Киёаки специально вызвал в комнату Иинуму, показал ему нераспечатанное письмо, велел открыть окно и в присутствии Иинумы бросил письмо на огонь жаровни. Иинума смотрел, как белые руки Киёаки, сторожась взвивающихся язычков пламени, движутся, словно маленькие зверьки, внутри высокой и узкой цилиндрической жаровни, раздувая пламя, готовое погаснуть под тяжестью плотной бумаги, и, казалось, наблюдал изысканное преступление. Сам бы он мог сделать это лучше, но не лез с помощью, боясь резкого отказа. Киёаки позвал его только как свидетеля.
От едкого дыма из глаза Киёаки выкатилась слезинка. Прежде Иинума мечтал о суровом воспитании для Киёаки, о понимании, достигнутом ценою слез, но сейчас эта скатившаяся на его глазах по разгоряченной пламенем щеке слезинка была невыносимой для Иинумы. Ну почему с ним обращаются так, что в присутствии Киёаки он всегда ощущает собственное бессилие?
Неделю спустя маркиз рано вернулся домой, и Киёаки после долгого перерыва ужинал вместе с родителями в главном доме.
— Как время летит. Вот и тебе на будущий год пожалуют пятый ранг, сможешь тогда бывать во дворце. Дома тоже заставим всех обращаться к тебе по чину.
Маркиз был в прекрасном расположении духа. Киёаки в душе проклинал приближающееся совершеннолетие, он и сейчас в девятнадцать лет слишком утомлен и измучен взрослением, может быть, ему отравляет душу далекое присутствие Сатоко. Ушло то чувство, когда, как в детстве, считаешь по пальцам, сколько дней осталось до Нового года, не в силах сдержать нетерпения в желании стать взрослым. Сейчас слова отца вызвали у него дрожь.
Ужин, хотя вся семья очень редко собиралась для этого, проходил с соблюдением раз и навсегда расписанных ролей — спокойные манеры матери, с ее печально опущенными бровями, и прекрасное настроение нарочито бесцеремонного, с побагровевшим лицом, маркиза.
Киёаки удивился, заметив, что отец с матерью переглядываются, только что не подмигивают друг другу: между супругами вряд ли могло существовать что-то вроде заговора.
Киёаки сначала посмотрел на мать, поэтому она слегка вздрогнула и в замешательстве промолвила:
— Послушай, знаешь, это немножко неприятная вещь, не то чтоб прямо неприятная, ну, мы просто хотели тебя спросить…
— Что спросить?
— Дело в том, что Сатоко опять сделали предложение.
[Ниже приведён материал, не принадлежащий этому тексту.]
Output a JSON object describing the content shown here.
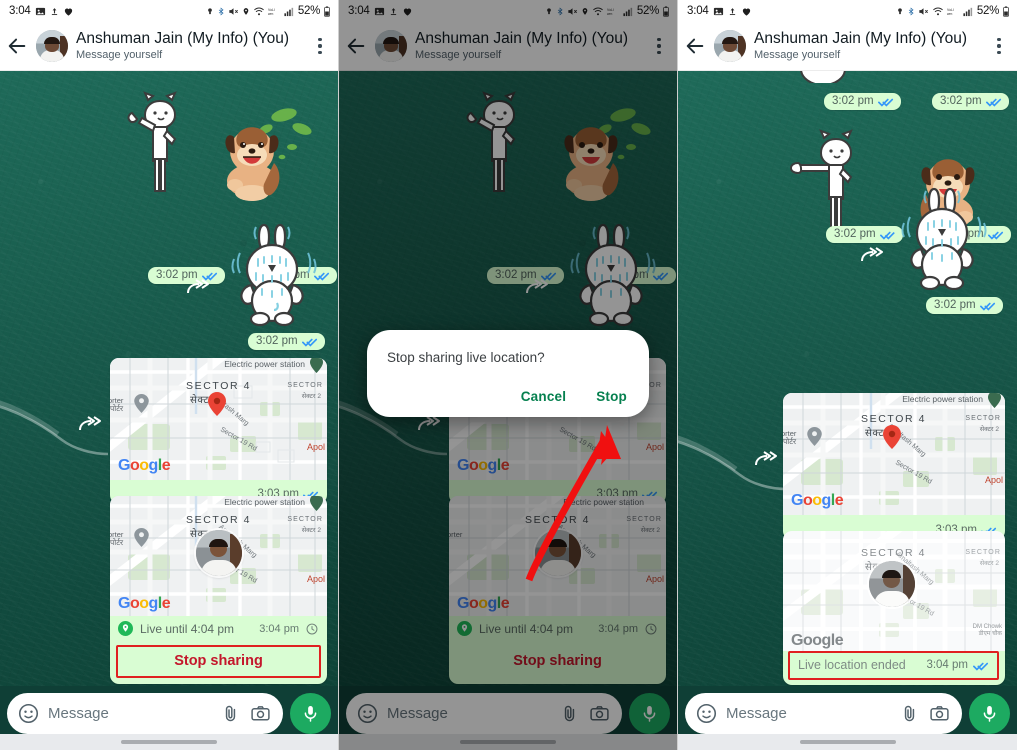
{
  "status_bar": {
    "time": "3:04",
    "battery_percent": "52%",
    "left_icons": [
      "screenshot-icon",
      "upload-icon",
      "heart-icon"
    ],
    "right_icons": [
      "flashlight-icon",
      "bluetooth-icon",
      "mute-icon",
      "location-icon",
      "wifi-icon",
      "volte-icon",
      "signal-icon",
      "battery-icon"
    ],
    "location_icon_visible_panels": [
      1,
      2
    ]
  },
  "header": {
    "back_icon": "back-arrow-icon",
    "avatar": "contact-avatar",
    "title": "Anshuman Jain (My Info) (You)",
    "subtitle": "Message yourself",
    "menu_icon": "overflow-menu-icon"
  },
  "composer": {
    "emoji_icon": "emoji-icon",
    "placeholder": "Message",
    "attach_icon": "paperclip-icon",
    "camera_icon": "camera-icon",
    "mic_icon": "microphone-icon"
  },
  "colors": {
    "outgoing_bubble": "#d9fdd3",
    "chat_background": "#165447",
    "accent_green": "#1daa61",
    "dialog_action": "#06804f",
    "highlight_red": "#e02020",
    "stop_sharing_text": "#c4172c",
    "tick_blue": "#3497f9"
  },
  "map": {
    "label_sector4": "SECTOR 4",
    "label_sector4_hi": "सेक्टर 4",
    "label_sector2": "SECTOR",
    "label_sector2_hi": "सेक्टर 2",
    "label_power_station": "Electric power station",
    "label_apollo": "Apol",
    "label_road_main": "Amaltash Marg",
    "label_road_sector19": "Sector 19 Rd",
    "label_porter": "orter",
    "label_porter_hi": "पोर्टर",
    "label_chowk": "DM Chowk",
    "label_chowk_hi": "डीएम चौक",
    "google_logo": "Google",
    "pin_icon": "map-pin-icon"
  },
  "panels": [
    {
      "id": 1,
      "stickers": [
        {
          "name": "sticker-cat-waving",
          "time": "3:02 pm",
          "status": "read"
        },
        {
          "name": "sticker-dog-happy",
          "time": "3:02 pm",
          "status": "read"
        },
        {
          "name": "sticker-rabbit-sweating",
          "time": "3:02 pm",
          "status": "read",
          "forwarded": true
        }
      ],
      "location_message": {
        "name": "static-location-bubble",
        "time": "3:03 pm",
        "status": "read"
      },
      "live_location_message": {
        "name": "live-location-bubble",
        "live_until": "Live until 4:04 pm",
        "time": "3:04 pm",
        "live_pin_icon": "live-location-pin-icon",
        "clock_icon": "clock-icon",
        "action_label": "Stop sharing",
        "highlighted": true
      }
    },
    {
      "id": 2,
      "dimmed": true,
      "dialog": {
        "name": "stop-sharing-dialog",
        "title": "Stop sharing live location?",
        "cancel_label": "Cancel",
        "confirm_label": "Stop"
      },
      "annotation": {
        "name": "red-arrow-annotation",
        "points_to": "Stop"
      },
      "location_message": {
        "time": "3:03 pm",
        "status": "read"
      },
      "live_location_message": {
        "live_until": "Live until 4:04 pm",
        "time": "3:04 pm",
        "action_label": "Stop sharing"
      }
    },
    {
      "id": 3,
      "stickers": [
        {
          "name": "sticker-cat-pointing",
          "time": "3:02 pm",
          "status": "read"
        },
        {
          "name": "sticker-dog-left",
          "time": "3:02 pm",
          "status": "read"
        },
        {
          "name": "sticker-rabbit-sweating",
          "time": "3:02 pm",
          "status": "read",
          "forwarded": true
        }
      ],
      "location_message": {
        "name": "static-location-bubble",
        "time": "3:03 pm",
        "status": "read"
      },
      "live_location_message": {
        "name": "ended-location-bubble",
        "ended_label": "Live location ended",
        "time": "3:04 pm",
        "highlighted": true
      },
      "top_sticker_times": [
        "3:02 pm",
        "3:02 pm"
      ]
    }
  ]
}
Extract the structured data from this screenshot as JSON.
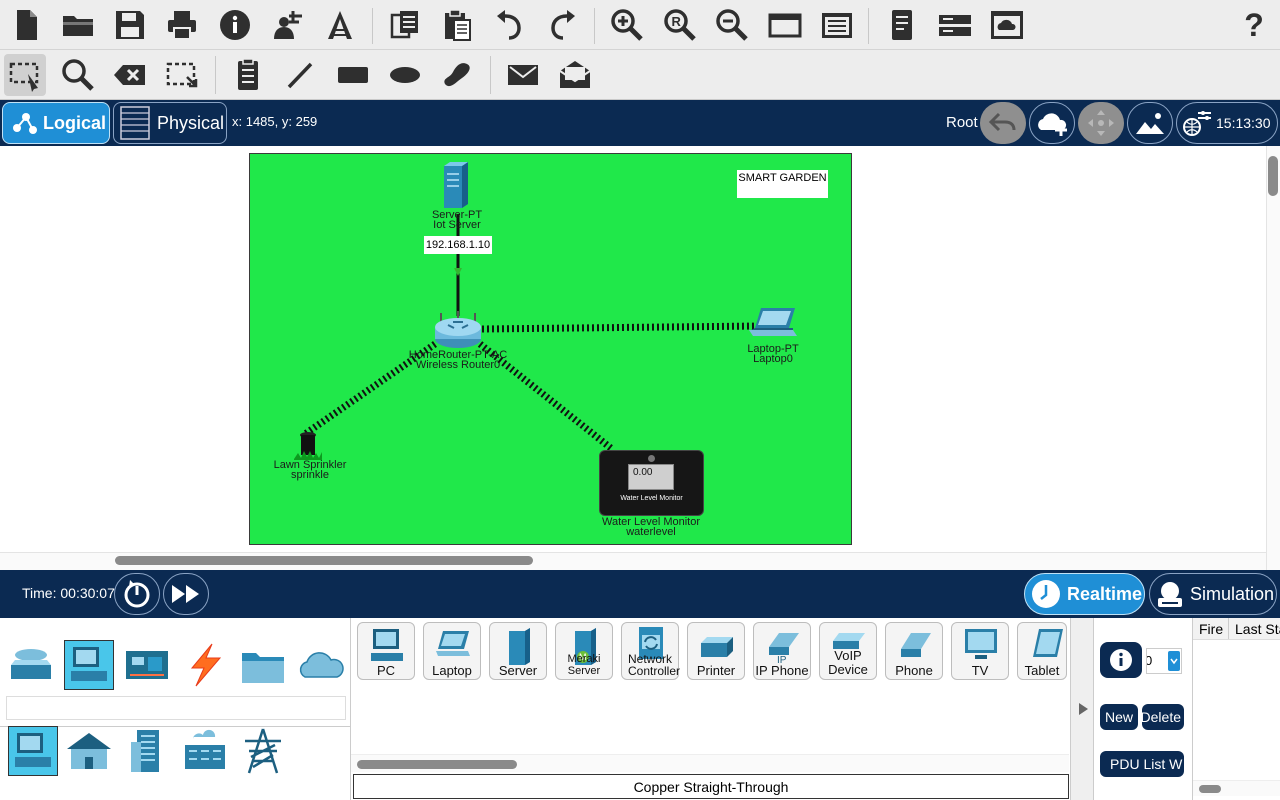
{
  "toolbar_top": {
    "items": [
      "new-icon",
      "open-icon",
      "save-icon",
      "print-icon",
      "info-icon",
      "activity-wizard-icon",
      "network-info-icon",
      "copy-icon",
      "paste-icon",
      "undo-icon",
      "redo-icon",
      "zoom-in-icon",
      "zoom-reset-icon",
      "zoom-out-icon",
      "window-icon",
      "palette-icon",
      "custom-device-icon",
      "server-stack-icon",
      "cloud-view-icon",
      "help-icon"
    ],
    "help_label": "?"
  },
  "toolbar_second": {
    "items": [
      "select-icon",
      "inspect-icon",
      "delete-icon",
      "resize-icon",
      "note-icon",
      "line-icon",
      "rectangle-icon",
      "ellipse-icon",
      "freeform-icon",
      "add-simple-pdu-icon",
      "add-complex-pdu-icon"
    ]
  },
  "nav_bar": {
    "logical_label": "Logical",
    "physical_label": "Physical",
    "coords": "x: 1485, y: 259",
    "root_label": "Root",
    "clock": "15:13:30"
  },
  "canvas": {
    "background": "#20e84a",
    "note_text": "SMART GARDEN",
    "ip_label": "192.168.1.10",
    "devices": [
      {
        "type": "Server-PT",
        "name": "Iot Server"
      },
      {
        "type": "HomeRouter-PT-AC",
        "name": "Wireless Router0"
      },
      {
        "type": "Laptop-PT",
        "name": "Laptop0"
      },
      {
        "type": "Lawn Sprinkler",
        "name": "sprinkle"
      },
      {
        "type": "Water Level Monitor",
        "name": "waterlevel"
      }
    ],
    "monitor_value": "0.00",
    "monitor_caption": "Water Level Monitor"
  },
  "time_bar": {
    "time": "Time: 00:30:07",
    "realtime_label": "Realtime",
    "simulation_label": "Simulation"
  },
  "device_panel": {
    "devices": [
      "PC",
      "Laptop",
      "Server",
      "Meraki Server",
      "Network Controller",
      "Printer",
      "IP Phone",
      "VoIP Device",
      "Phone",
      "TV",
      "Tablet"
    ],
    "connection_label": "Copper Straight-Through"
  },
  "pdu_panel": {
    "new_label": "New",
    "delete_label": "Delete",
    "pdu_list_label": "PDU List W",
    "scenario_value": "0",
    "col_fire": "Fire",
    "col_last_status": "Last Sta"
  }
}
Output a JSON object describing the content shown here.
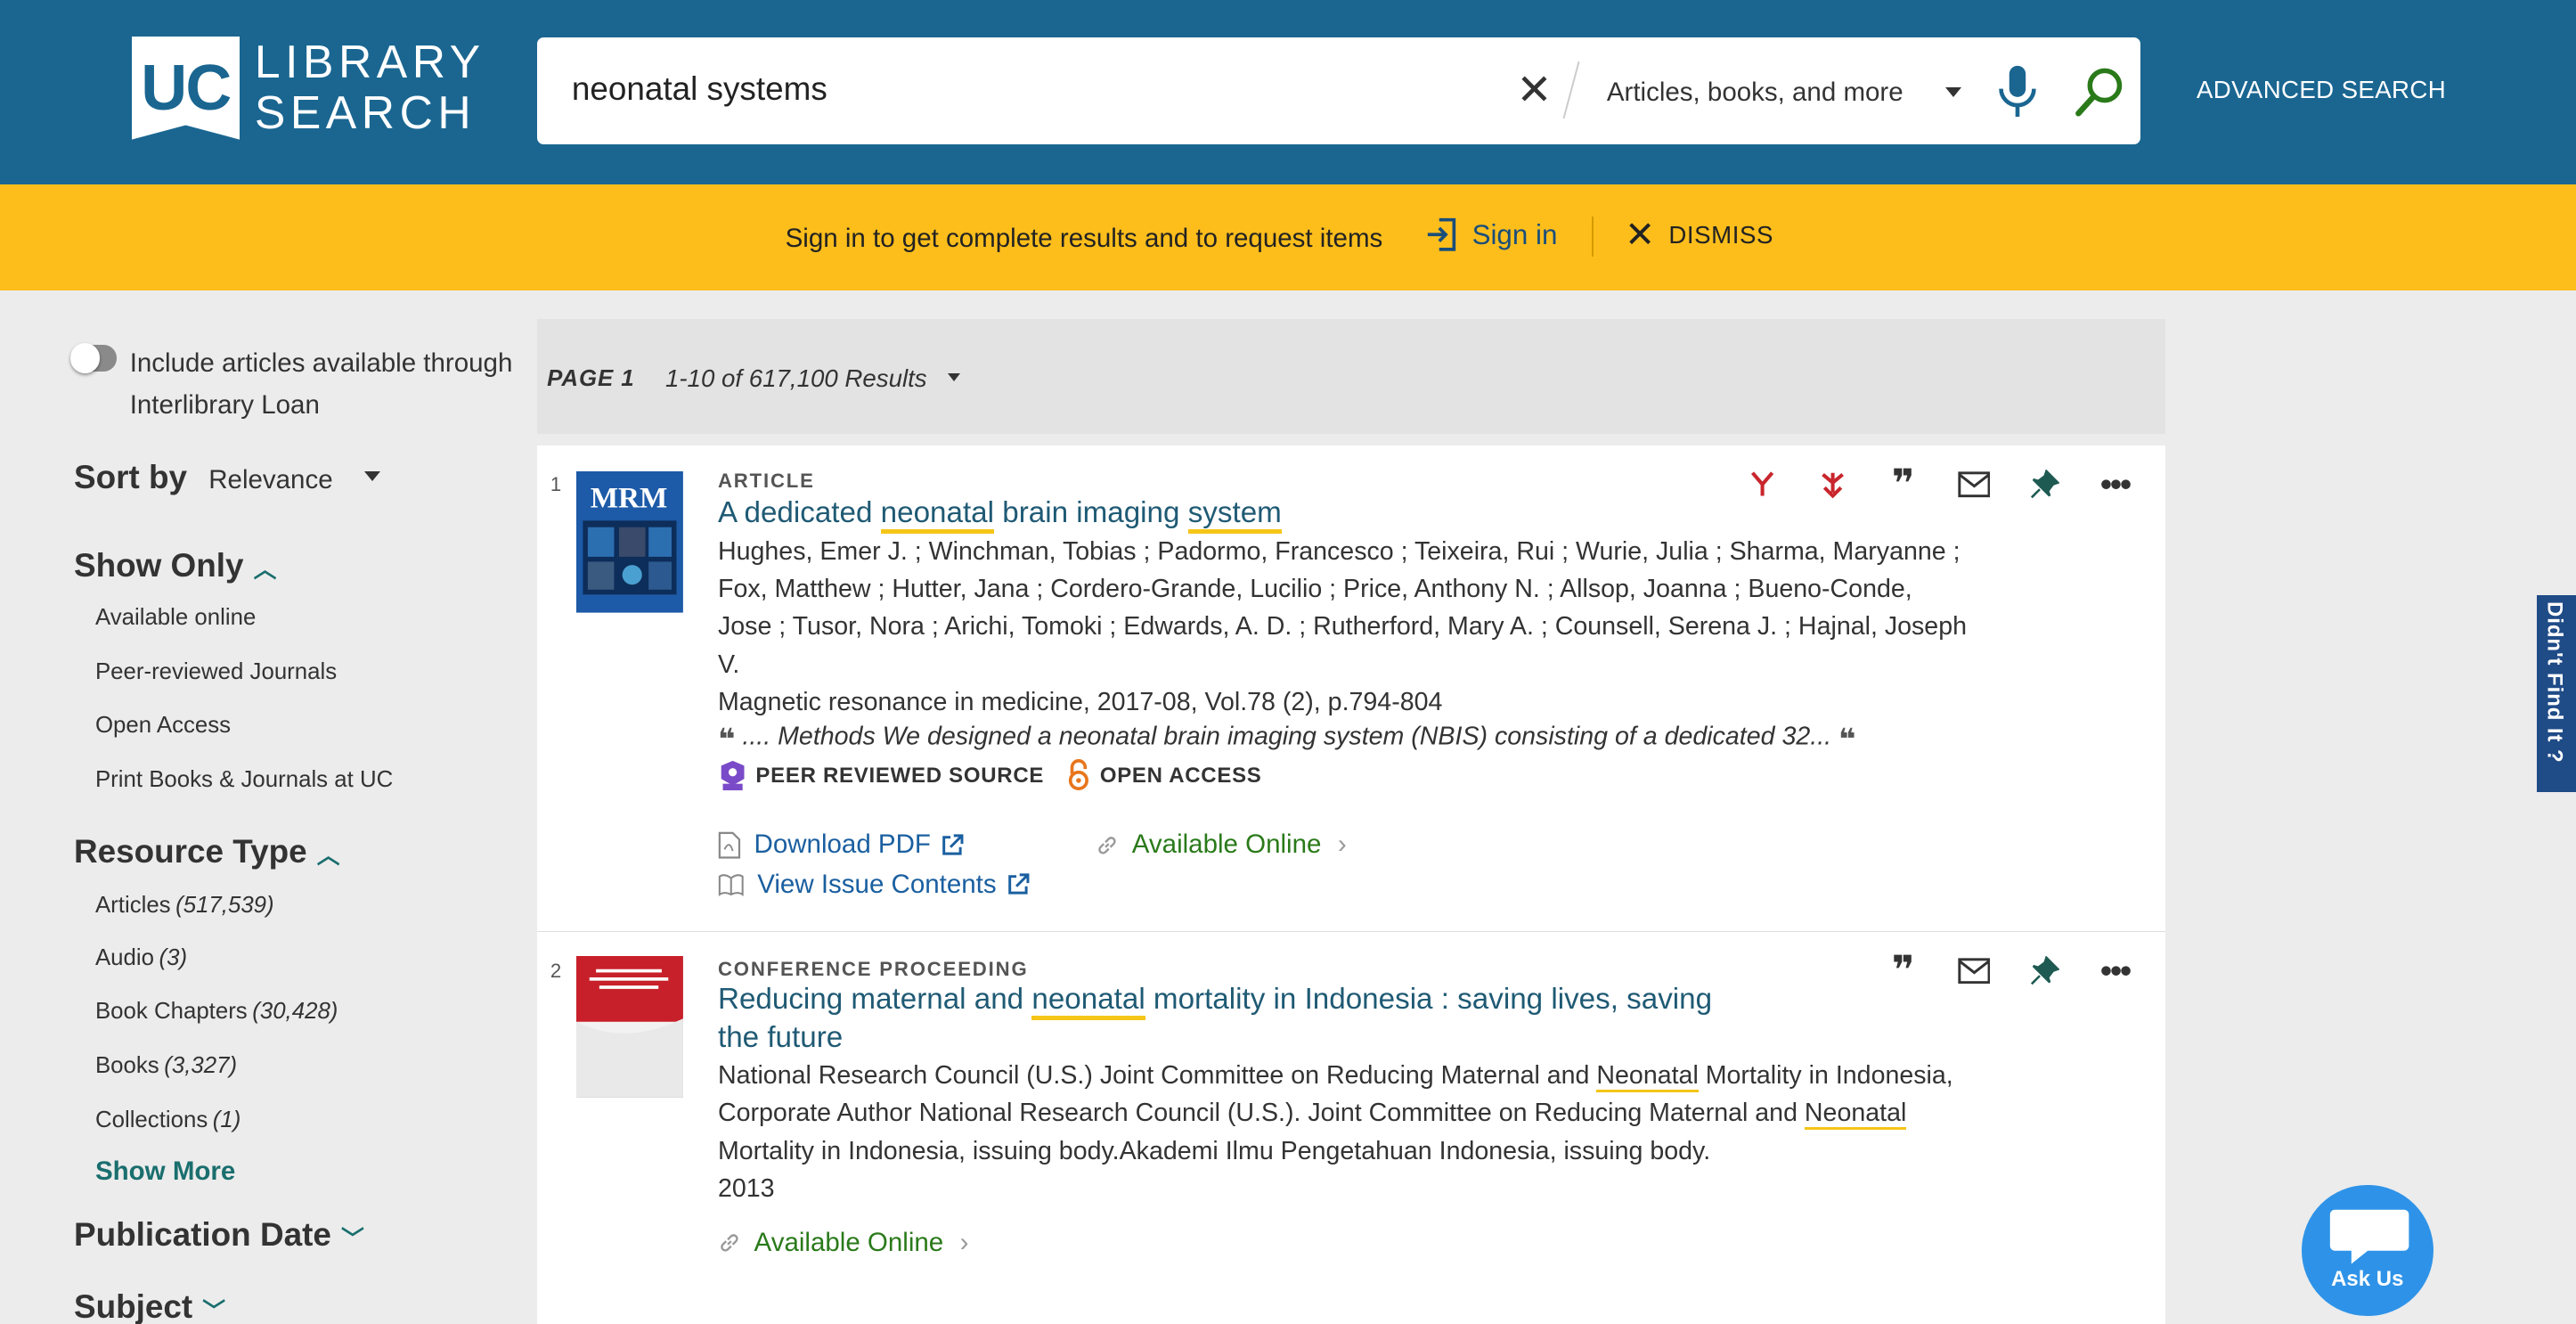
{
  "header": {
    "logo_uc": "UC",
    "logo_line1": "LIBRARY",
    "logo_line2": "SEARCH",
    "search_value": "neonatal systems",
    "scope_label": "Articles, books, and more",
    "advanced_search": "ADVANCED SEARCH",
    "colors": {
      "header_bg": "#1a6691",
      "banner_bg": "#fdbe1c"
    }
  },
  "banner": {
    "message": "Sign in to get complete results and to request items",
    "signin_label": "Sign in",
    "dismiss_label": "DISMISS"
  },
  "sidebar": {
    "ill_toggle_label": "Include articles available through Interlibrary Loan",
    "ill_toggle_on": false,
    "sort_by_label": "Sort by",
    "sort_value": "Relevance",
    "show_only": {
      "heading": "Show Only",
      "items": [
        "Available online",
        "Peer-reviewed Journals",
        "Open Access",
        "Print Books & Journals at UC"
      ]
    },
    "resource_type": {
      "heading": "Resource Type",
      "items": [
        {
          "label": "Articles",
          "count": "(517,539)"
        },
        {
          "label": "Audio",
          "count": "(3)"
        },
        {
          "label": "Book Chapters",
          "count": "(30,428)"
        },
        {
          "label": "Books",
          "count": "(3,327)"
        },
        {
          "label": "Collections",
          "count": "(1)"
        }
      ],
      "show_more": "Show More"
    },
    "publication_date_heading": "Publication Date",
    "subject_heading": "Subject"
  },
  "results_bar": {
    "page_label": "PAGE 1",
    "results_count": "1-10 of 617,100 Results"
  },
  "results": [
    {
      "number": "1",
      "type": "ARTICLE",
      "thumb_label": "MRM",
      "title_parts": [
        "A dedicated ",
        "neonatal",
        " brain imaging ",
        "system"
      ],
      "authors_lines": [
        "Hughes, Emer J. ; Winchman, Tobias ; Padormo, Francesco ; Teixeira, Rui ; Wurie, Julia ; Sharma, Maryanne ;",
        "Fox, Matthew ; Hutter, Jana ; Cordero-Grande, Lucilio ; Price, Anthony N. ; Allsop, Joanna ; Bueno-Conde,",
        "Jose ; Tusor, Nora ; Arichi, Tomoki ; Edwards, A. D. ; Rutherford, Mary A. ; Counsell, Serena J. ; Hajnal, Joseph",
        "V."
      ],
      "source": "Magnetic resonance in medicine, 2017-08, Vol.78 (2), p.794-804",
      "snippet": ".... Methods We designed a neonatal brain imaging system (NBIS) consisting of a dedicated 32...",
      "badge_peer": "PEER REVIEWED SOURCE",
      "badge_oa": "OPEN ACCESS",
      "download_pdf": "Download PDF",
      "available_online": "Available Online",
      "view_issue": "View Issue Contents"
    },
    {
      "number": "2",
      "type": "CONFERENCE PROCEEDING",
      "title_parts": [
        "Reducing maternal and ",
        "neonatal",
        " mortality in Indonesia : saving lives, saving",
        "the future"
      ],
      "authors_parts": [
        "National Research Council (U.S.) Joint Committee on Reducing Maternal and ",
        "Neonatal",
        " Mortality in Indonesia,",
        "Corporate Author National Research Council (U.S.). Joint Committee on Reducing Maternal and ",
        "Neonatal",
        "Mortality in Indonesia, issuing body.Akademi Ilmu Pengetahuan Indonesia, issuing body."
      ],
      "year": "2013",
      "available_online": "Available Online"
    }
  ],
  "widgets": {
    "didnt_find": "Didn't Find It ?",
    "ask_us": "Ask Us"
  }
}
Это достаточно сложная история, и она не сможет тотчас же отказать, как раньше. Как всегда, не поймешь, что она чувствует, но я думаю, она не будет вести себя по-прежнему, когда отказывала сразу. И родители тоже склонны принять предложение. Конечно, это твое дело, но вы с Сатоко дружите с детства, так вот: у тебя ведь нет никаких особых возражений по поводу ее замужества? Скажи просто, как ты сам чувствуешь, если у тебя они есть, то, я думаю, об этом следует сказать отцу.
Киёаки, не отрываясь от еды, безо всякого выражения резко бросил:
— Никаких возражений. Меня это вообще не касается.
После непродолжительного молчания маркиз завел прежним веселым, ничуть не изменившимся тоном:
— А я опять о том же. Если, допустим, тебя что-то задевает, так ты скажи.
— Да ничего не задевает.
— Поэтому я и говорю «если». Нет так нет. Мы в определенном долгу перед их семьей, поэтому речь идет о том, чтобы сделать то, что в наших силах, помочь, чем мы сможем, нужно взять на себя какие-то расходы… В следующем месяце день поминовения, но если Сатоко примет предложение, то, наверное, будет занята и в этом году не сможет приехать на церемонию.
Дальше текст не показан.